The Amdahl's law (named after Gene Amdahl 1967 ) is a model in computer science over the acceleration of programs by parallel execution. According to Amdahl, the performance gain is limited mainly by the sequential part of the problem, since its execution time can not be reduced by parallelization.

Description

A program can never be fully executed in parallel, as some parts such as process initialization or memory allocation run only once on a processor or the flow of certain results is dependent. Therefore, we divided the run into sections which run either sequential or completely completely parallel, and combines them in one group. Let P be the proportion of the runtime of the parallel portions of a program, then ( 1 - P), the sequential component, and the total run time results when executed on a core from the sum of:

Suppose a program takes 20 hours on a computer with a CPU, and an hour of it is executed sequentially ( for example, initialization routines or memory allocation). The remaining 19 hours make up 95 % of the total expenditure and can be distributed to any number of processors. The total computation time can, however, even with an infinite number of processors does not fall below 1 hour, with peak acceleration ( SpeedUp ) is therefore a factor of 20

Let P of the parallel portion of a program, and N is the number of processors, which are used for calculation. Then ( 1 - P) of the sequential portion and (P / N) of the parallel portion of accelerated. The total time and therefore the total acceleration is composed of the sum of the individual members together, and therefore:

It will be observed that the acceleration depends on the increasingly sequential part of the algorithm and the processor communicate with increasing number of processors. Amdahl argued that seizures by parallelizing additional costs, such as for communication and synchronization between the processors. Thus, the inequality extends by a factor of o (N ), which takes this into account and, therefore, increases with increasing N.

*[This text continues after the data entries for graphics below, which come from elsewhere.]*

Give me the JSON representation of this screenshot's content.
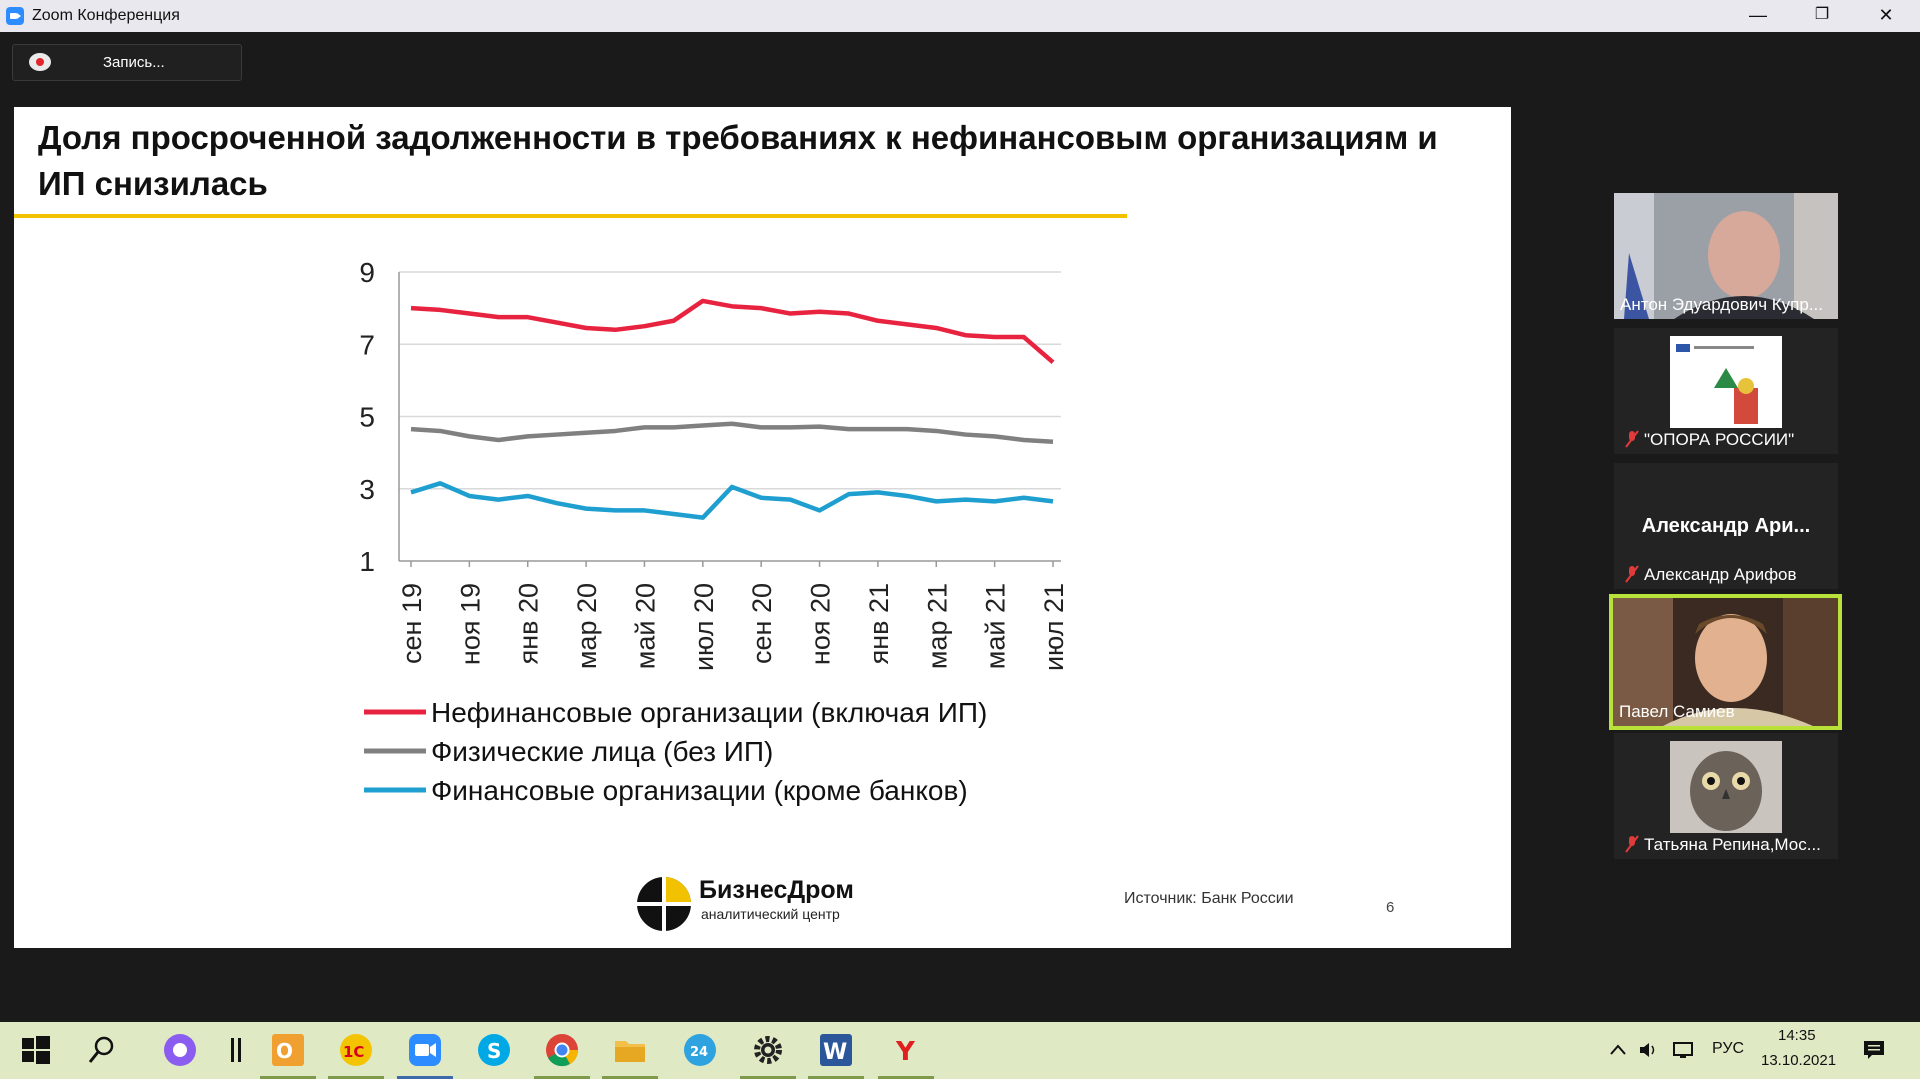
{
  "window": {
    "title": "Zoom Конференция",
    "controls": {
      "minimize": "—",
      "restore": "❐",
      "close": "✕"
    }
  },
  "recording": {
    "label": "Запись..."
  },
  "slide": {
    "title": "Доля просроченной задолженности в требованиях к нефинансовым организациям и ИП снизилась",
    "brand_name": "БизнесДром",
    "brand_sub": "аналитический центр",
    "source": "Источник:  Банк России",
    "page_number": "6"
  },
  "chart_data": {
    "type": "line",
    "title": "",
    "xlabel": "",
    "ylabel": "",
    "ylim": [
      1,
      9
    ],
    "y_ticks": [
      1,
      3,
      5,
      7,
      9
    ],
    "x": [
      "сен 19",
      "окт 19",
      "ноя 19",
      "дек 19",
      "янв 20",
      "фев 20",
      "мар 20",
      "апр 20",
      "май 20",
      "июн 20",
      "июл 20",
      "авг 20",
      "сен 20",
      "окт 20",
      "ноя 20",
      "дек 20",
      "янв 21",
      "фев 21",
      "мар 21",
      "апр 21",
      "май 21",
      "июн 21",
      "июл 21"
    ],
    "x_tick_labels": [
      "сен 19",
      "ноя 19",
      "янв 20",
      "мар 20",
      "май 20",
      "июл 20",
      "сен 20",
      "ноя 20",
      "янв 21",
      "мар 21",
      "май 21",
      "июл 21"
    ],
    "legend_position": "bottom",
    "series": [
      {
        "name": "Нефинансовые организации (включая ИП)",
        "color": "#e8233f",
        "values": [
          8.0,
          7.95,
          7.85,
          7.75,
          7.75,
          7.6,
          7.45,
          7.4,
          7.5,
          7.65,
          8.2,
          8.05,
          8.0,
          7.85,
          7.9,
          7.85,
          7.65,
          7.55,
          7.45,
          7.25,
          7.2,
          7.2,
          6.5
        ]
      },
      {
        "name": "Физические лица (без ИП)",
        "color": "#808080",
        "values": [
          4.65,
          4.6,
          4.45,
          4.35,
          4.45,
          4.5,
          4.55,
          4.6,
          4.7,
          4.7,
          4.75,
          4.8,
          4.7,
          4.7,
          4.72,
          4.65,
          4.65,
          4.65,
          4.6,
          4.5,
          4.45,
          4.35,
          4.3
        ]
      },
      {
        "name": "Финансовые организации (кроме банков)",
        "color": "#1f9fd0",
        "values": [
          2.9,
          3.15,
          2.8,
          2.7,
          2.8,
          2.6,
          2.45,
          2.4,
          2.4,
          2.3,
          2.2,
          3.05,
          2.75,
          2.7,
          2.4,
          2.85,
          2.9,
          2.8,
          2.65,
          2.7,
          2.65,
          2.75,
          2.65
        ]
      }
    ]
  },
  "participants": [
    {
      "name": "Антон Эдуардович Купр...",
      "type": "video"
    },
    {
      "name": "\"ОПОРА РОССИИ\"",
      "type": "image",
      "muted": true
    },
    {
      "display": "Александр  Ари...",
      "name": "Александр Арифов",
      "type": "name",
      "muted": true
    },
    {
      "name": "Павел Самиев",
      "type": "video",
      "active": true
    },
    {
      "name": "Татьяна Репина,Мос...",
      "type": "image",
      "muted": true
    }
  ],
  "taskbar": {
    "language": "РУС",
    "time": "14:35",
    "date": "13.10.2021",
    "apps": [
      "start-icon",
      "search-icon",
      "cortana-icon",
      "task-view-icon",
      "outlook-icon",
      "1c-icon",
      "zoom-icon",
      "skype-icon",
      "chrome-icon",
      "explorer-icon",
      "24-icon",
      "settings-icon",
      "word-icon",
      "yandex-icon"
    ]
  }
}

The introduction of the new parameter, the curve no longer converges to 1 / (1 - P), but reaches a maximum around behind falling again. This effect is also observed in practice: Given a sufficiently large number of processors exceeds the effort to transfer the problem to synchronize and returned, the computational effort, which is removed by the additional cores.

Criticism

Amdahl's law is one of the most pessimistic to estimate the theoretical speedups, as it does not consider some positive factors. According to Amdahl maximum acceleration is linear, ie by 10 times the number of cores 10 times the computing power is maximum possible. However, the cache is built into each CPU, so that increased tenfold the amount of fast memory. In the best case, it is possible the entire problem size in the cache instead of the slow main memory to keep what a super- linear SpeedUp allows, so acceleration, which goes beyond the additional pure processing power. However, this could be due to the fact that the comparison of the base is in error, that the integrated cache is considered to be part of the processor module. A comparison without taking into account the cache size would not lead to the named super- linear SpeedUp. However, Amdahl consideration for the maximum speedup remains valid in both cases.

Furthermore, it Amdahl in his statement assumes that the problem remains the same size; So the goal is to compute a problem in the shortest possible time. In the event of calculating at the same time a major problem, there are favorable conditions, since the parallel proportion depending on the problem can be very large. The longer the calculation, the less the time for the drops and final synchronization initialization significant.

Others

The Amdahl's law also has importance in business administration, particularly in operations research in terms of resource allocations.

Gustafson's law is closely related, but takes into account some missing aspects of the law of Amdahl, Moore's law will analyze the speedup of computer chips in general.